Evidence-Based Systematic Reviews

Evidence-Based Review of Stroke Rehabilitation
Teasell, R. W., Foley, N. C., et al. (2011).
Retrieved from http://www.ebrsr.com
.
 
This review meets the criteria for a high-quality evidence-based systematic review.
Added: October 2012
 
Description

This is an update of the Teasell et al. (2009) evidence-based review investigating the effectiveness of pharmacological and non-pharmacological interventions for stroke rehabilitation. Of particular interest to speech-language pathologists are the modules specific to aphasia, dysphagia, perceptual disorders and cognitive disorders. The levels of evidence used to summarize the review findings are based on the United States Agency for Health Care Policy and Research (AHCPR) criteria:  

  • Level 1a: Strong evidence supported by a meta-analysis or two or more randomized controlled trials (RCTs) with at least “fair” quality.
  • Level 1b: Moderate evidence supported by at least one RCT of “fair” quality.
  • Level 2: Limited evidence supported by at least one controlled trial with a minimum of 10 participants in each arm of the study.
  • Level 3: Findings supported by expert consensus opinion in the absence of evidence.
  • Level 4: Conflicting evidence based on disagreement between the findings of at least two RCTs. Where there are more than four RCTs, conclusions are based on the results of the majority of studies, unless conflicting results are reported in a higher quality study.

Conclusions

  • There is moderate (Level 1b) evidence that task-specific semantic therapy and task-specific phonological therapy improves semantic and phonological language activities respectively in aphasia.
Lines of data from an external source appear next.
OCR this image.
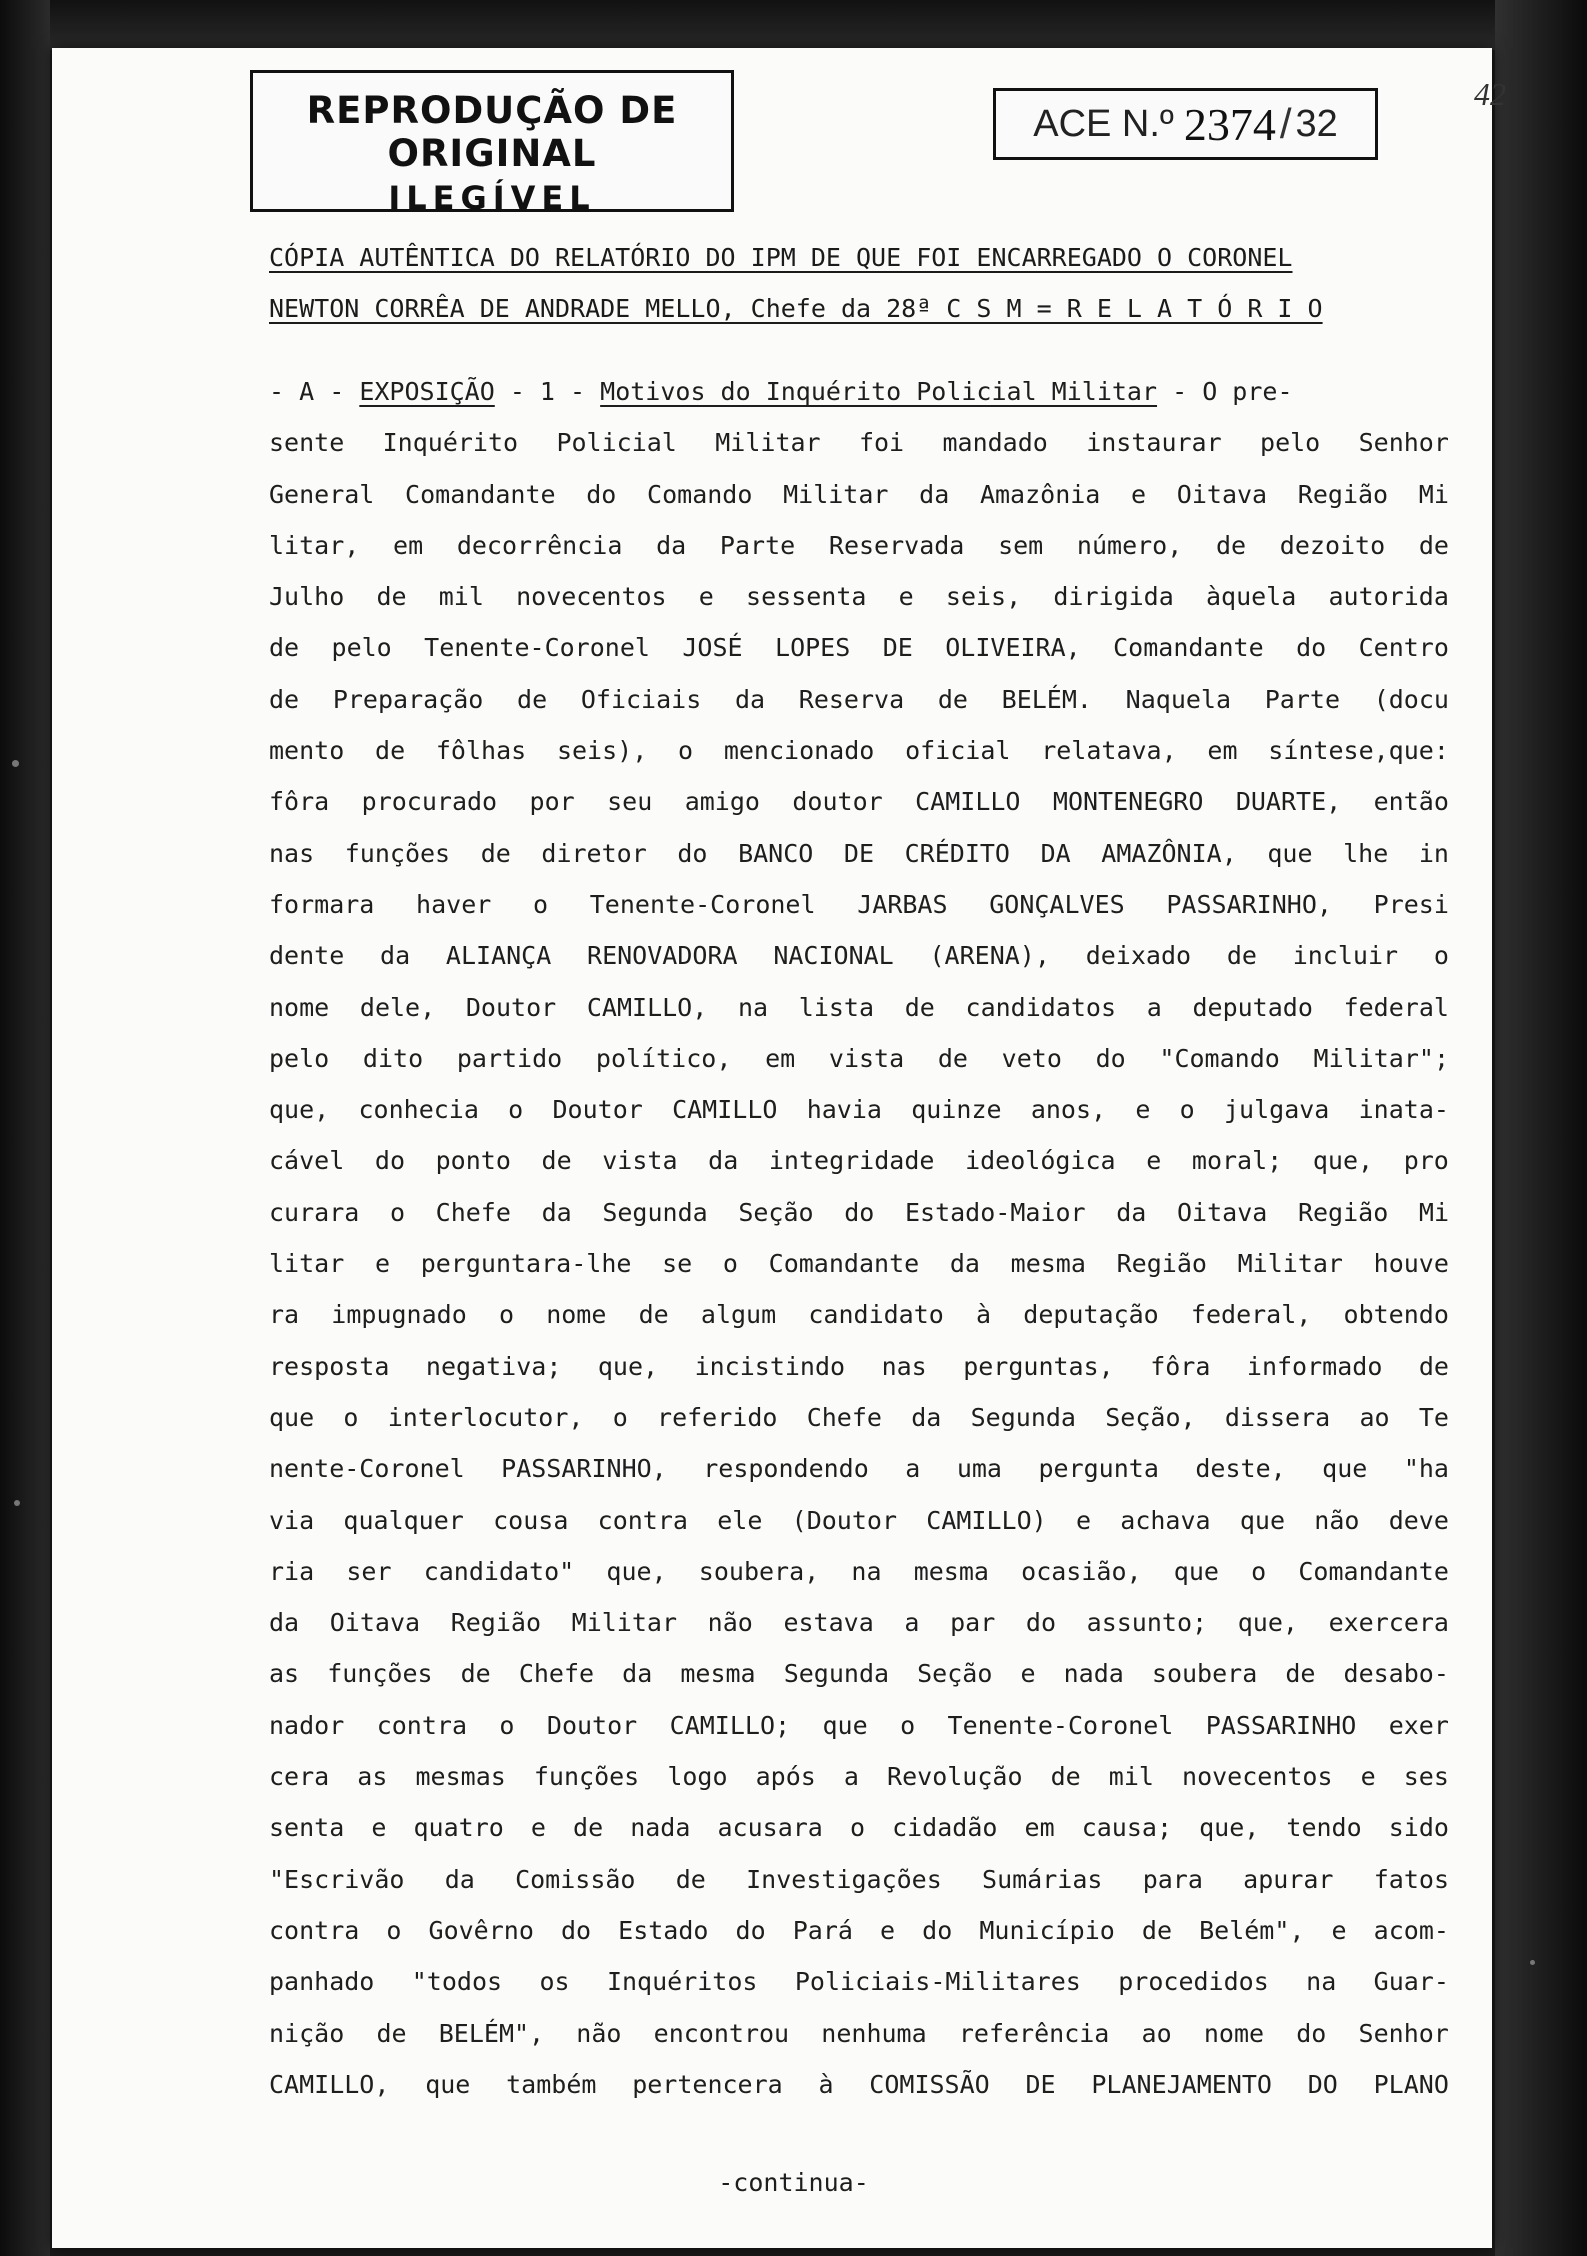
REPRODUÇÃO DE ORIGINAL
ILEGÍVEL
ACE N.º 2374 / 32
42
CÓPIA AUTÊNTICA DO RELATÓRIO DO IPM DE QUE FOI ENCARREGADO O CORONEL
NEWTON CORRÊA DE ANDRADE MELLO, Chefe da 28ª C S M = R E L A T Ó R I O
- A - EXPOSIÇÃO - 1 - Motivos do Inquérito Policial Militar - O pre-
sente Inquérito Policial Militar foi mandado instaurar pelo Senhor
General Comandante do Comando Militar da Amazônia e Oitava Região Mi
litar, em decorrência da Parte Reservada sem número, de dezoito de
Julho de mil novecentos e sessenta e seis, dirigida àquela autorida
de pelo Tenente-Coronel JOSÉ LOPES DE OLIVEIRA, Comandante do Centro
de Preparação de Oficiais da Reserva de BELÉM. Naquela Parte (docu
mento de fôlhas seis), o mencionado oficial relatava, em síntese,que:
fôra procurado por seu amigo doutor CAMILLO MONTENEGRO DUARTE, então
nas funções de diretor do BANCO DE CRÉDITO DA AMAZÔNIA, que lhe in
formara haver o Tenente-Coronel JARBAS GONÇALVES PASSARINHO, Presi
dente da ALIANÇA RENOVADORA NACIONAL (ARENA), deixado de incluir o
nome dele, Doutor CAMILLO, na lista de candidatos a deputado federal
pelo dito partido político, em vista de veto do "Comando Militar";
que, conhecia o Doutor CAMILLO havia quinze anos, e o julgava inata-
cável do ponto de vista da integridade ideológica e moral; que, pro
curara o Chefe da Segunda Seção do Estado-Maior da Oitava Região Mi
litar e perguntara-lhe se o Comandante da mesma Região Militar houve
ra impugnado o nome de algum candidato à deputação federal, obtendo
resposta negativa; que, incistindo nas perguntas, fôra informado de
que o interlocutor, o referido Chefe da Segunda Seção, dissera ao Te
nente-Coronel PASSARINHO, respondendo a uma pergunta deste, que "ha
via qualquer cousa contra ele (Doutor CAMILLO) e achava que não deve
ria ser candidato" que, soubera, na mesma ocasião, que o Comandante
da Oitava Região Militar não estava a par do assunto; que, exercera
as funções de Chefe da mesma Segunda Seção e nada soubera de desabo-
nador contra o Doutor CAMILLO; que o Tenente-Coronel PASSARINHO exer
cera as mesmas funções logo após a Revolução de mil novecentos e ses
senta e quatro e de nada acusara o cidadão em causa; que, tendo sido
"Escrivão da Comissão de Investigações Sumárias para apurar fatos
contra o Govêrno do Estado do Pará e do Município de Belém", e acom-
panhado "todos os Inquéritos Policiais-Militares procedidos na Guar-
nição de BELÉM", não encontrou nenhuma referência ao nome do Senhor
CAMILLO, que também pertencera à COMISSÃO DE PLANEJAMENTO DO PLANO
-continua-
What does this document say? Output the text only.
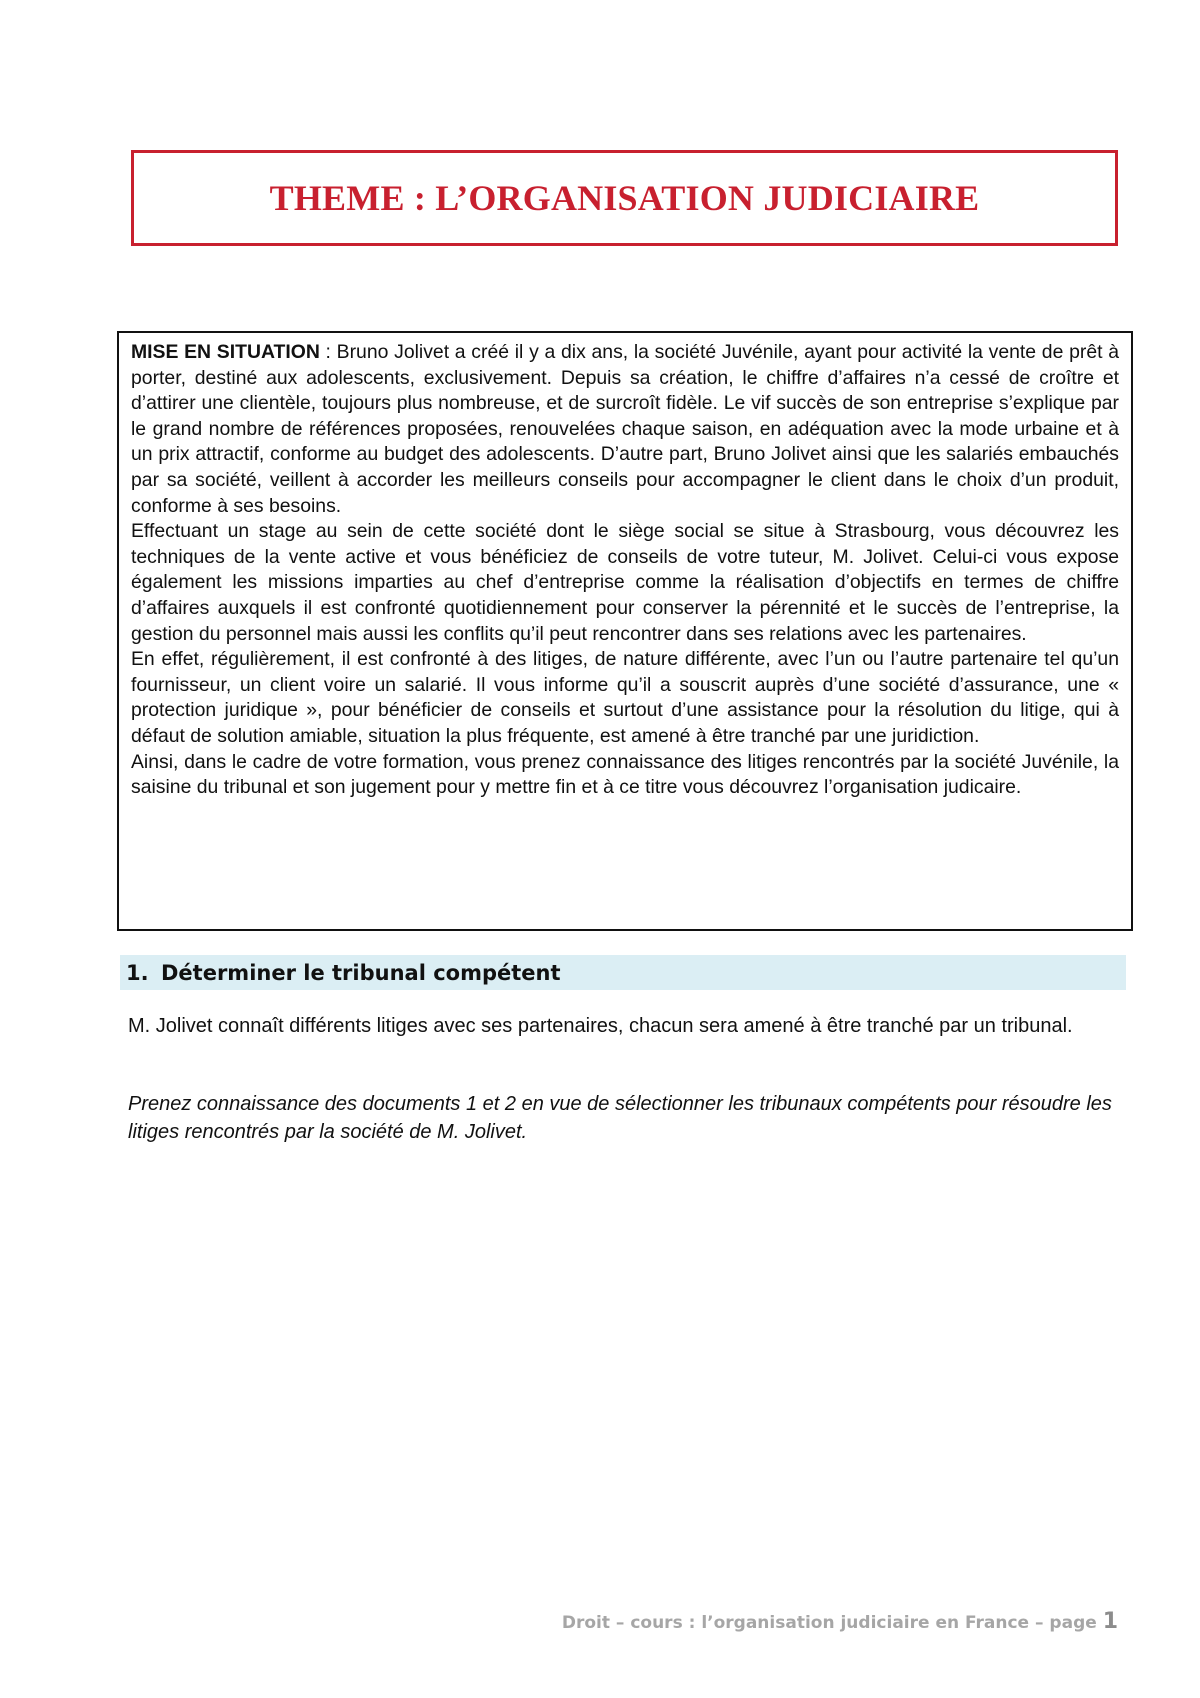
THEME : L’ORGANISATION JUDICIAIRE

MISE EN SITUATION : Bruno Jolivet a créé il y a dix ans, la société Juvénile, ayant pour activité la vente de prêt à porter, destiné aux adolescents, exclusivement. Depuis sa création, le chiffre d’affaires n’a cessé de croître et d’attirer une clientèle, toujours plus nombreuse, et de surcroît fidèle. Le vif succès de son entreprise s’explique par le grand nombre de références proposées, renouvelées chaque saison, en adéquation avec la mode urbaine et à un prix attractif, conforme au budget des adolescents. D’autre part, Bruno Jolivet ainsi que les salariés embauchés par sa société, veillent à accorder les meilleurs conseils pour accompagner le client dans le choix d’un produit, conforme à ses besoins.

Effectuant un stage au sein de cette société dont le siège social se situe à Strasbourg, vous découvrez les techniques de la vente active et vous bénéficiez de conseils de votre tuteur, M. Jolivet. Celui-ci vous expose également les missions imparties au chef d’entreprise comme la réalisation d’objectifs en termes de chiffre d’affaires auxquels il est confronté quotidiennement pour conserver la pérennité et le succès de l’entreprise, la gestion du personnel mais aussi les conflits qu’il peut rencontrer dans ses relations avec les partenaires.

En effet, régulièrement, il est confronté à des litiges, de nature différente, avec l’un ou l’autre partenaire tel qu’un fournisseur, un client voire un salarié. Il vous informe qu’il a souscrit auprès d’une société d’assurance, une « protection juridique », pour bénéficier de conseils et surtout d’une assistance pour la résolution du litige, qui à défaut de solution amiable, situation la plus fréquente, est amené à être tranché par une juridiction.

Ainsi, dans le cadre de votre formation, vous prenez connaissance des litiges rencontrés par la société Juvénile, la saisine du tribunal et son jugement pour y mettre fin et à ce titre vous découvrez l’organisation judicaire.

1. Déterminer le tribunal compétent

M. Jolivet connaît différents litiges avec ses partenaires, chacun sera amené à être tranché par un tribunal.

Prenez connaissance des documents 1 et 2 en vue de sélectionner les tribunaux compétents pour résoudre les litiges rencontrés par la société de M. Jolivet.

Droit – cours : l’organisation judiciaire en France – page 1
  • There is moderate (Level 1b) evidence that cognitive linguistic treatment with both semanitc and phonological elements may improve semantic and letter fluency.

  • No evidence was found to determine the benefits of target-specific treatments for individuals with global aphasia.
  
 
 

Clinical Expertise/Expert Opinion

 
Consensus Guidelines  
No consensus guidelines were found. 
 
 
 
 

Client/Patient/Caregiver Perspectives

 
No information was found pertaining to client/patient/caregiver perspectives.